Using the stacked classifier, we get a mean log loss of **0.6921** with Logistic Regression and C=0.3. This is actually comparable to the best base classifier result (**0.6921**). But if we can already achieve such performance using base classifier, why we need stacking?

So.. In the end, we conclude that Logistic Regression with C=1000 is the best classifier that we have for our case :)

## Prediction

Now, once we get the best classifier, next thing to do is to predict the outcome from the test set.

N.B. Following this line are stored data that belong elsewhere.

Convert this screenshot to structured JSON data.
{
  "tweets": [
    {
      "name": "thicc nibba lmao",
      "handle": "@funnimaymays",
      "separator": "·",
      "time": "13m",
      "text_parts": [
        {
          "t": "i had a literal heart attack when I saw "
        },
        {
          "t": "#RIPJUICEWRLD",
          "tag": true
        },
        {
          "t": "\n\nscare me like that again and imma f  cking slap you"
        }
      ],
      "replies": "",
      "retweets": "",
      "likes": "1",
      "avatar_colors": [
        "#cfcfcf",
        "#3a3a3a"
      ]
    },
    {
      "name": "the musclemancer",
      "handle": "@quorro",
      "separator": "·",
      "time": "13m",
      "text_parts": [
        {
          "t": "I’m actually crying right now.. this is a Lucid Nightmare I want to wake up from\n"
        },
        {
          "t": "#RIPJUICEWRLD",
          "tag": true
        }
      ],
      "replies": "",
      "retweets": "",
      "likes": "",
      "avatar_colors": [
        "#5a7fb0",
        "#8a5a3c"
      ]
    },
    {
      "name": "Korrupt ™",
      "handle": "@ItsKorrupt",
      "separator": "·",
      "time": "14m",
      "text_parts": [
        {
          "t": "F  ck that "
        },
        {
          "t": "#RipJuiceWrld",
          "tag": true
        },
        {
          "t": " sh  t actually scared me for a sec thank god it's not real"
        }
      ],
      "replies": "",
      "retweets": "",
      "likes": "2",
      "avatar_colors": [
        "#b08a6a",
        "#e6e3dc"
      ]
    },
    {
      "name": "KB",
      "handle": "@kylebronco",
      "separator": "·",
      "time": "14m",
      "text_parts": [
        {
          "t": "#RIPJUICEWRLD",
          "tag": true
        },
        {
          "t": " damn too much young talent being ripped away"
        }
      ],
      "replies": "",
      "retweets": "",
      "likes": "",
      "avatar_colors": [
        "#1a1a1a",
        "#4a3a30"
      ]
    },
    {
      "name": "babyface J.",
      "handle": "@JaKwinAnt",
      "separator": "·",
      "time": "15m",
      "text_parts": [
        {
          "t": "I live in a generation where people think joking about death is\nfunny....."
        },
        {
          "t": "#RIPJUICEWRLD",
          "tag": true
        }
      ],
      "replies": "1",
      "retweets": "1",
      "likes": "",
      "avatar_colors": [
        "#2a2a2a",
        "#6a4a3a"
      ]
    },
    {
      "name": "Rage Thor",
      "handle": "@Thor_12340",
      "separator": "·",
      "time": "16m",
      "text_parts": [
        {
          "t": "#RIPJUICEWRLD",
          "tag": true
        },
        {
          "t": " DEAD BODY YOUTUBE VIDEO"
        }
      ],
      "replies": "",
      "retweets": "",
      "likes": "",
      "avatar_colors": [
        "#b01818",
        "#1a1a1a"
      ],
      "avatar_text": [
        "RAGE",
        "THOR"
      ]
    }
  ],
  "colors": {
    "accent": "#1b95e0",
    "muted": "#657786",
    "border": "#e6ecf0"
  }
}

Since the evaluation will be log loss, we will give a prediction probability of each instances as a range of 0-1. If the probability is greater than 0.5, it will be classified as 1 and vice versa.

In [49]:
clf = LogisticRegression(C=1000)
clf.fit(train_data, train_label)
y_predicted = clf.predict_proba(test_data).tolist()

In [50]:
file_output = open("testfile_output.txt", "w")

counter = 1
for i in y_predicted:
    txt = str(counter) + "," + str(i[1])
    file_output.write(txt+"\n")
    counter += 1

file_output.close()

And we're done :) The committee can check out **testfile.txt** data and evaluate the log loss.